In my last post I did not mention my hopes for this blog.  Over the past five years I have been figuring out my roles as mother, wife, etc…, but had placed the role of “creative force” on the back burner ~ this was true with the exception of “the birthday party.”  I found that “the birthday party” was a palatable enterprise because it was a contained event, did not need to be duplicated, and still supported the above mentioned role of “mother.”  Now that I am beginning to feel inspired to be creative in other areas of my life, I will remember “the birthday party” as something that reminded me that (as tired as I am sometimes) the creative spark is still inside, waiting for its time to shine!

I grew up in a house that truly celebrated birthdays. It was a day to feel honored and special.  My mother would set the scene with some fabulous theme and my grandmother would bake the cake.  Her beautiful creations live on in my memory from checkerboard and rainbow interiors to a three-foot bright green crocodile that supported my Crocodile Dundee themed party.  As I frost my son’s cake today, I am thinking of the women who raised me to appreciate hard work and beautiful things.

Now, if only the rain would stop…

Rebirth

I find myself in a period of rebirth and re-imaginings.  My third child was born almost five months ago and I think she will be our last.  As I transition out of having babies, there is something wonderful going on inside my head and heart.  I love my children more than life and have devoted all I have to them and our family for the last five years.  Although I expect to continue doing that for all my years to come, there is something more going on.  I am finding myself again.  Stay tuned… good things are coming!

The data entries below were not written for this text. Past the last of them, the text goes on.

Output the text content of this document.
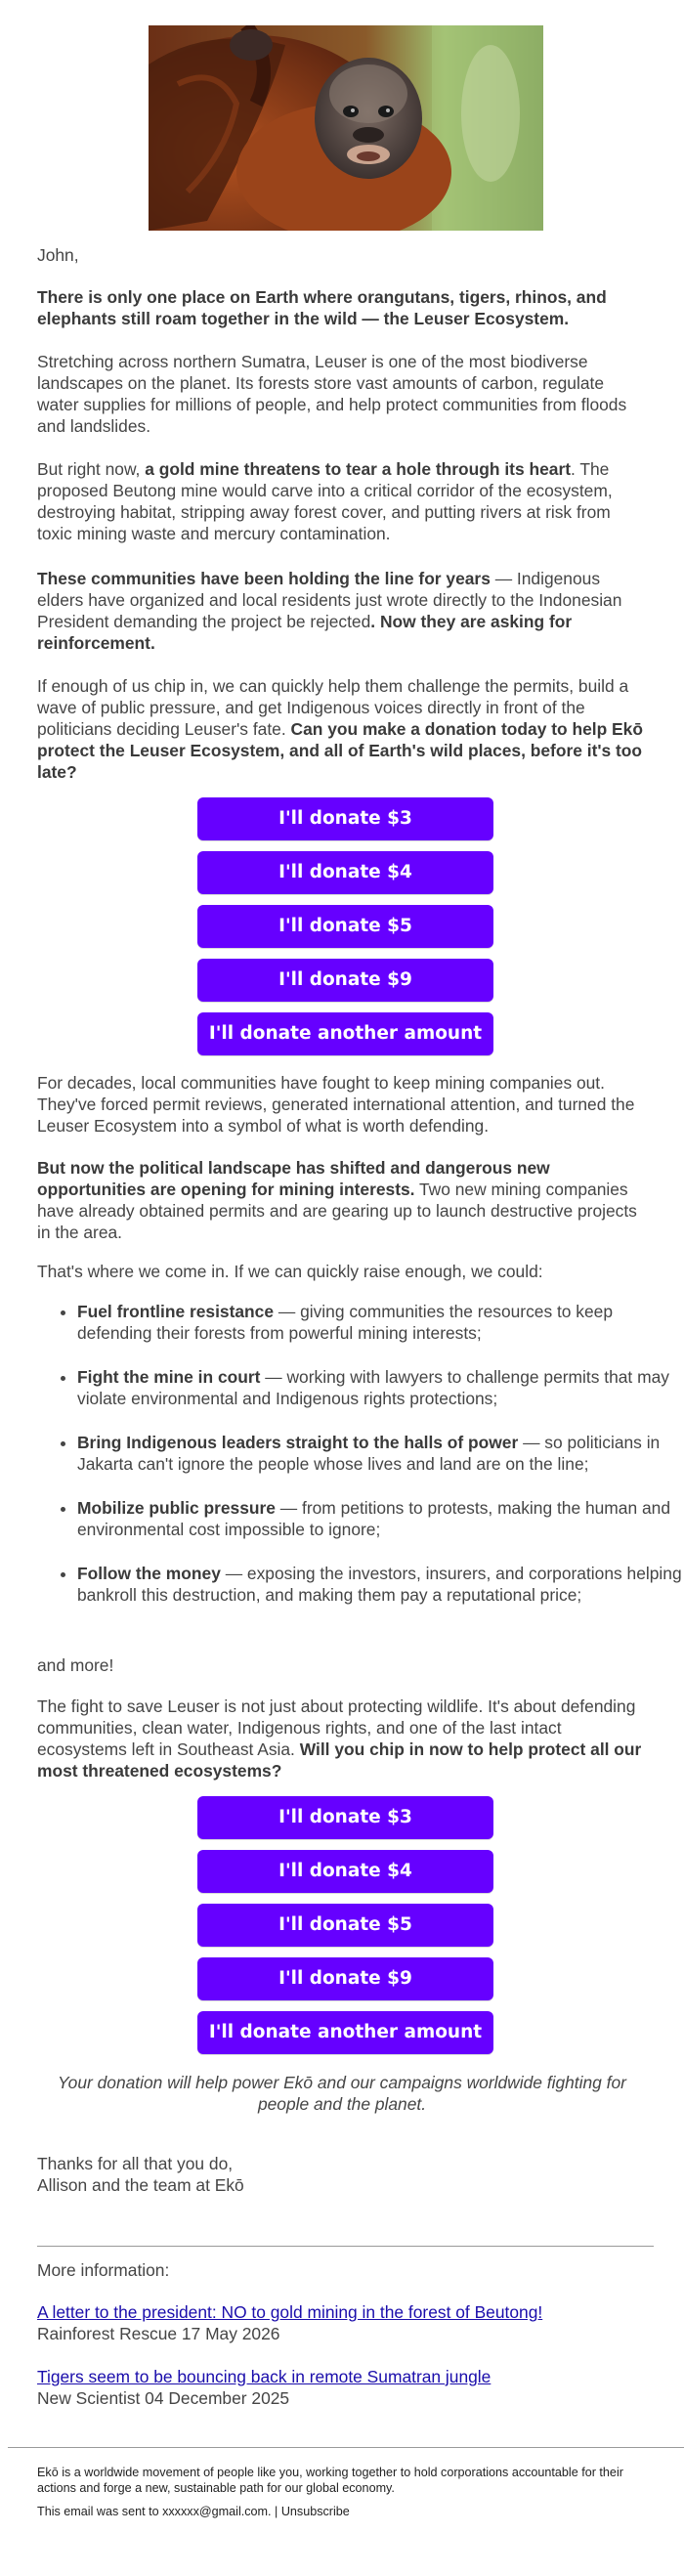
John,
There is only one place on Earth where orangutans, tigers, rhinos, and elephants still roam together in the wild — the Leuser Ecosystem.
Stretching across northern Sumatra, Leuser is one of the most biodiverse landscapes on the planet. Its forests store vast amounts of carbon, regulate water supplies for millions of people, and help protect communities from floods and landslides.
But right now, a gold mine threatens to tear a hole through its heart. The proposed Beutong mine would carve into a critical corridor of the ecosystem, destroying habitat, stripping away forest cover, and putting rivers at risk from toxic mining waste and mercury contamination.
These communities have been holding the line for years — Indigenous elders have organized and local residents just wrote directly to the Indonesian President demanding the project be rejected. Now they are asking for reinforcement.
If enough of us chip in, we can quickly help them challenge the permits, build a wave of public pressure, and get Indigenous voices directly in front of the politicians deciding Leuser's fate. Can you make a donation today to help Ekō protect the Leuser Ecosystem, and all of Earth's wild places, before it's too late?
I'll donate $3
I'll donate $4
I'll donate $5
I'll donate $9
I'll donate another amount
For decades, local communities have fought to keep mining companies out. They've forced permit reviews, generated international attention, and turned the Leuser Ecosystem into a symbol of what is worth defending.
But now the political landscape has shifted and dangerous new opportunities are opening for mining interests. Two new mining companies have already obtained permits and are gearing up to launch destructive projects in the area.
That's where we come in. If we can quickly raise enough, we could:
• Fuel frontline resistance — giving communities the resources to keep defending their forests from powerful mining interests;
• Fight the mine in court — working with lawyers to challenge permits that may violate environmental and Indigenous rights protections;
• Bring Indigenous leaders straight to the halls of power — so politicians in Jakarta can't ignore the people whose lives and land are on the line;
• Mobilize public pressure — from petitions to protests, making the human and environmental cost impossible to ignore;
• Follow the money — exposing the investors, insurers, and corporations helping bankroll this destruction, and making them pay a reputational price;
and more!
The fight to save Leuser is not just about protecting wildlife. It's about defending communities, clean water, Indigenous rights, and one of the last intact ecosystems left in Southeast Asia. Will you chip in now to help protect all our most threatened ecosystems?
I'll donate $3
I'll donate $4
I'll donate $5
I'll donate $9
I'll donate another amount
Your donation will help power Ekō and our campaigns worldwide fighting for people and the planet.
Thanks for all that you do,
Allison and the team at Ekō
More information:
A letter to the president: NO to gold mining in the forest of Beutong!
Rainforest Rescue 17 May 2026
Tigers seem to be bouncing back in remote Sumatran jungle
New Scientist 04 December 2025
Ekō is a worldwide movement of people like you, working together to hold corporations accountable for their actions and forge a new, sustainable path for our global economy.
This email was sent to xxxxxx@gmail.com. | Unsubscribe
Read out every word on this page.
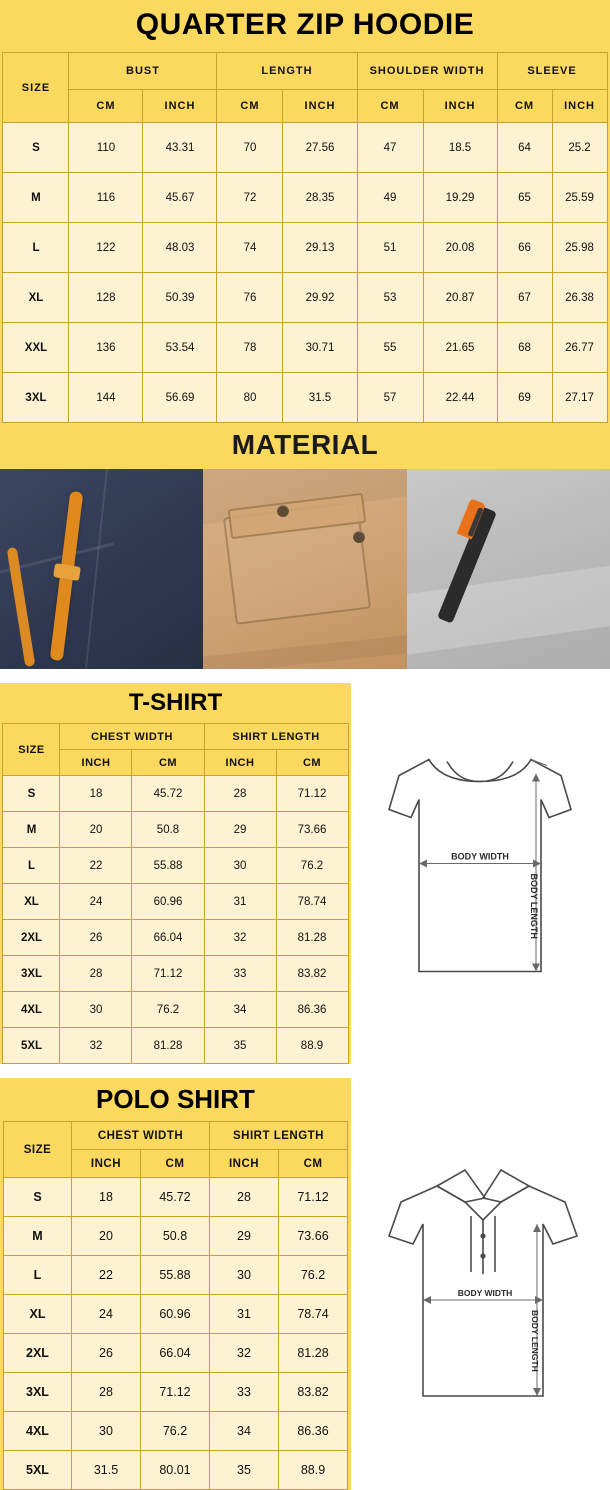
QUARTER ZIP HOODIE
SIZE	BUST		LENGTH		SHOULDER WIDTH		SLEEVE	
	CM	INCH	CM	INCH	CM	INCH	CM	INCH
S	110	43.31	70	27.56	47	18.5	64	25.2
M	116	45.67	72	28.35	49	19.29	65	25.59
L	122	48.03	74	29.13	51	20.08	66	25.98
XL	128	50.39	76	29.92	53	20.87	67	26.38
XXL	136	53.54	78	30.71	55	21.65	68	26.77
3XL	144	56.69	80	31.5	57	22.44	69	27.17
MATERIAL
T-SHIRT
SIZE	CHEST WIDTH		SHIRT LENGTH	
	INCH	CM	INCH	CM
S	18	45.72	28	71.12
M	20	50.8	29	73.66
L	22	55.88	30	76.2
XL	24	60.96	31	78.74
2XL	26	66.04	32	81.28
3XL	28	71.12	33	83.82
4XL	30	76.2	34	86.36
5XL	32	81.28	35	88.9
BODY WIDTH
BODY LENGTH
POLO SHIRT
SIZE	CHEST WIDTH		SHIRT LENGTH	
	INCH	CM	INCH	CM
S	18	45.72	28	71.12
M	20	50.8	29	73.66
L	22	55.88	30	76.2
XL	24	60.96	31	78.74
2XL	26	66.04	32	81.28
3XL	28	71.12	33	83.82
4XL	30	76.2	34	86.36
5XL	31.5	80.01	35	88.9
BODY WIDTH
BODY LENGTH
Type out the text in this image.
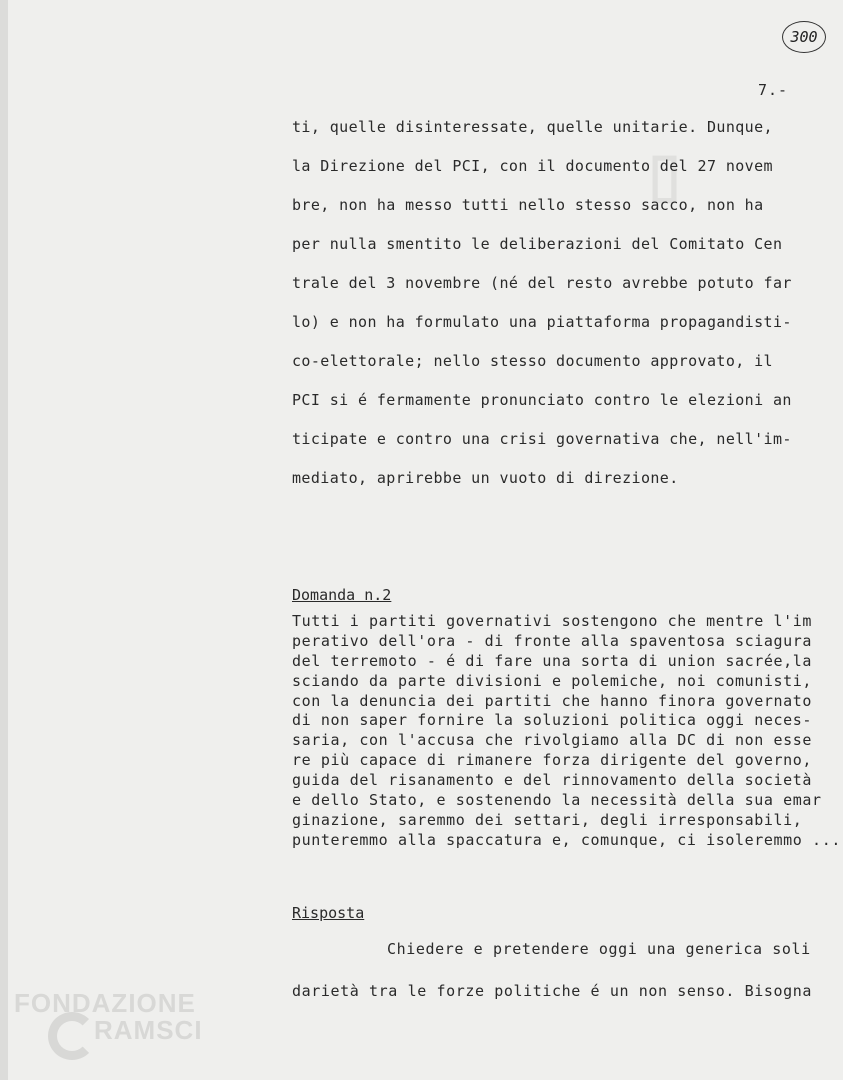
▯
300
7.-
ti, quelle disinteressate, quelle unitarie. Dunque,
la Direzione del PCI, con il documento del 27 novem
bre, non ha messo tutti nello stesso sacco, non ha
per nulla smentito le deliberazioni del Comitato Cen
trale del 3 novembre (né del resto avrebbe potuto far
lo) e non ha formulato una piattaforma propagandisti-
co-elettorale; nello stesso documento approvato, il
PCI si é fermamente pronunciato contro le elezioni an
ticipate e contro una crisi governativa che, nell'im-
mediato, aprirebbe un vuoto di direzione.
Domanda n.2
Tutti i partiti governativi sostengono che mentre l'im
perativo dell'ora - di fronte alla spaventosa sciagura
del terremoto - é di fare una sorta di union sacrée,la
sciando da parte divisioni e polemiche, noi comunisti,
con la denuncia dei partiti che hanno finora governato
di non saper fornire la soluzioni politica oggi neces-
saria, con l'accusa che rivolgiamo alla DC di non esse
re più capace di rimanere forza dirigente del governo,
guida del risanamento e del rinnovamento della società
e dello Stato, e sostenendo la necessità della sua emar
ginazione, saremmo dei settari, degli irresponsabili,
punteremmo alla spaccatura e, comunque, ci isoleremmo ...
Risposta
Chiedere e pretendere oggi una generica soli
darietà tra le forze politiche é un non senso. Bisogna
FONDAZIONE
RAMSCI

The attached link is a very thoughtful piece that was brought to my attention and speaks to my soul.

I have been in a phase of “motherhood as all consuming life force”.  I am moving towards a rediscovery of who I am and who I have always been.  This rebirth feels like a marriage of something that existed before, intertwined with something new and different – something that has been evolving and exists in an embryonic state.  I find myself feeling excited about what is next for me.

“This is what women do not tell each other. I want to say it here: You will die when you become a mother and it will hurt and it will be confusing and you will be someone you never imagined and then, you will be reborn.” posted in The Sage Mama , Sept 22 2011.